My teenage years IRL were difficult; I grew up in a time and place where to be a nerd was as bad as being a fag, you'd get beaten or murdered for that by the inbred hillbilly apes. Happily, there were local BBS's full of other nerds, COMER (cbbs? Terrible people, but it had dnd, a fairly complex D&D command-line game), Elvin Forest (Apple ][ board, nicer social group), Three Roses Inn (WWIV, Wil's board was our game hangout), a few others, and eventually my own, The Dungeon (first on Atari 800 running software I don't recall, later on Atari ST running STarnet) and later in Spokane I ran The Caves of Steel (Fnordadel on Atari ST/MiNT UNIX-like).

I still hit up telnet-based boards sometimes, I just tried lmorchard's Decafbad and did some turns in LORD, and I'll check back on that; I don't think he has Trade Wars, which was my game of choice, and the source of my old nickname Kamikaze. I've tinkered with reviving The Dungeon on MysticBBS and that may work out, but hosting's difficult. A better thing might be to make a web-based BBS, which is pretty trivial, but then it's not really a "board" anymore, you know?

So I watched the BBS Documentary again, it's been… 14 years?

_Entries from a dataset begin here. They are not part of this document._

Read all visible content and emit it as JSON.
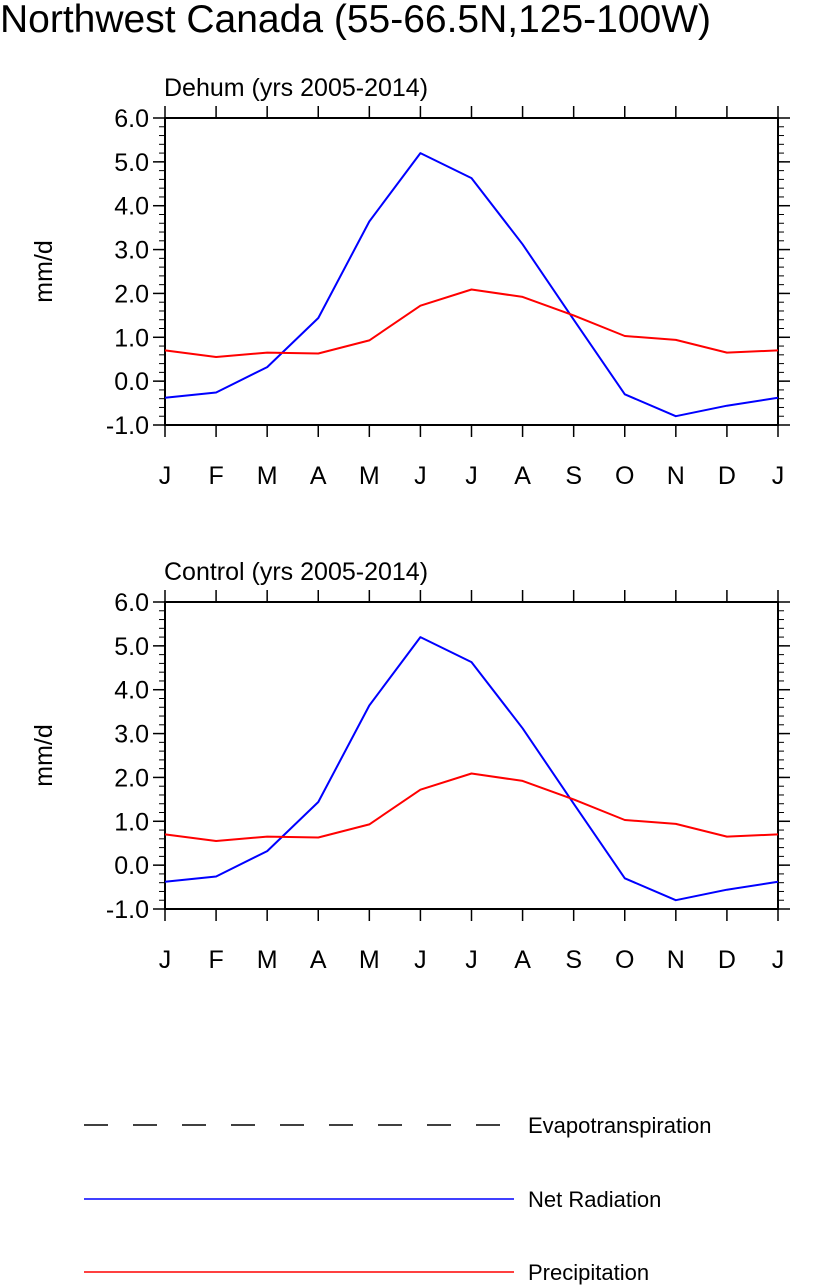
{
  "title": "Northwest Canada (55-66.5N,125-100W)",
  "colors": {
    "net_radiation": "#0000ff",
    "precipitation": "#ff0000",
    "evapotranspiration": "#000000",
    "axis": "#000000"
  },
  "legend": [
    {
      "label": "Evapotranspiration",
      "style": "dashed",
      "color": "#000000"
    },
    {
      "label": "Net Radiation",
      "style": "solid",
      "color": "#0000ff"
    },
    {
      "label": "Precipitation",
      "style": "solid",
      "color": "#ff0000"
    }
  ],
  "chart_data": [
    {
      "type": "line",
      "title": "Dehum (yrs 2005-2014)",
      "xlabel": "",
      "ylabel": "mm/d",
      "categories": [
        "J",
        "F",
        "M",
        "A",
        "M",
        "J",
        "J",
        "A",
        "S",
        "O",
        "N",
        "D",
        "J"
      ],
      "ylim": [
        -1.0,
        6.0
      ],
      "yticks": [
        "6.0",
        "5.0",
        "4.0",
        "3.0",
        "2.0",
        "1.0",
        "0.0",
        "-1.0"
      ],
      "series": [
        {
          "name": "Net Radiation",
          "values": [
            -0.38,
            -0.26,
            0.32,
            1.44,
            3.64,
            5.2,
            4.63,
            3.12,
            1.4,
            -0.3,
            -0.8,
            -0.56,
            -0.38
          ]
        },
        {
          "name": "Precipitation",
          "values": [
            0.7,
            0.55,
            0.65,
            0.63,
            0.93,
            1.72,
            2.09,
            1.92,
            1.5,
            1.03,
            0.94,
            0.65,
            0.7
          ]
        }
      ]
    },
    {
      "type": "line",
      "title": "Control (yrs 2005-2014)",
      "xlabel": "",
      "ylabel": "mm/d",
      "categories": [
        "J",
        "F",
        "M",
        "A",
        "M",
        "J",
        "J",
        "A",
        "S",
        "O",
        "N",
        "D",
        "J"
      ],
      "ylim": [
        -1.0,
        6.0
      ],
      "yticks": [
        "6.0",
        "5.0",
        "4.0",
        "3.0",
        "2.0",
        "1.0",
        "0.0",
        "-1.0"
      ],
      "series": [
        {
          "name": "Net Radiation",
          "values": [
            -0.38,
            -0.26,
            0.32,
            1.44,
            3.64,
            5.2,
            4.63,
            3.12,
            1.4,
            -0.3,
            -0.8,
            -0.56,
            -0.38
          ]
        },
        {
          "name": "Precipitation",
          "values": [
            0.7,
            0.55,
            0.65,
            0.63,
            0.93,
            1.72,
            2.09,
            1.92,
            1.5,
            1.03,
            0.94,
            0.65,
            0.7
          ]
        }
      ]
    }
  ]
}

The early days part of this, the culture of sharing and flame-warring, ah, the good old days. I had very little contact with/interest in FIDOnet and their horrible internal politics, I was on WWIVnet and Cit-net, both of which were much more chill. I loathed then and still loathe the cracker/h4xx0r parasites, totally useless wastes of skin. The ANSI art scene kiddies were wankers, but at least they made something. My bias then as now: I program, and I write, and those are what I respected back most.

But I find I'm still angry about SEA vs PKWare. SEA released public domain ARC software with source but no spec for the format, and then sued Phil Katz for using that source to make a better product, and later to make ZIP with a shared format everyone could use… Thom's sad he got some hate mail in among his giant corporate paychecks, oh no. Phil was so fucked up by it he drank himself to death. Fuck you, Thom, there is no justice in the world that you're alive and Phil's not.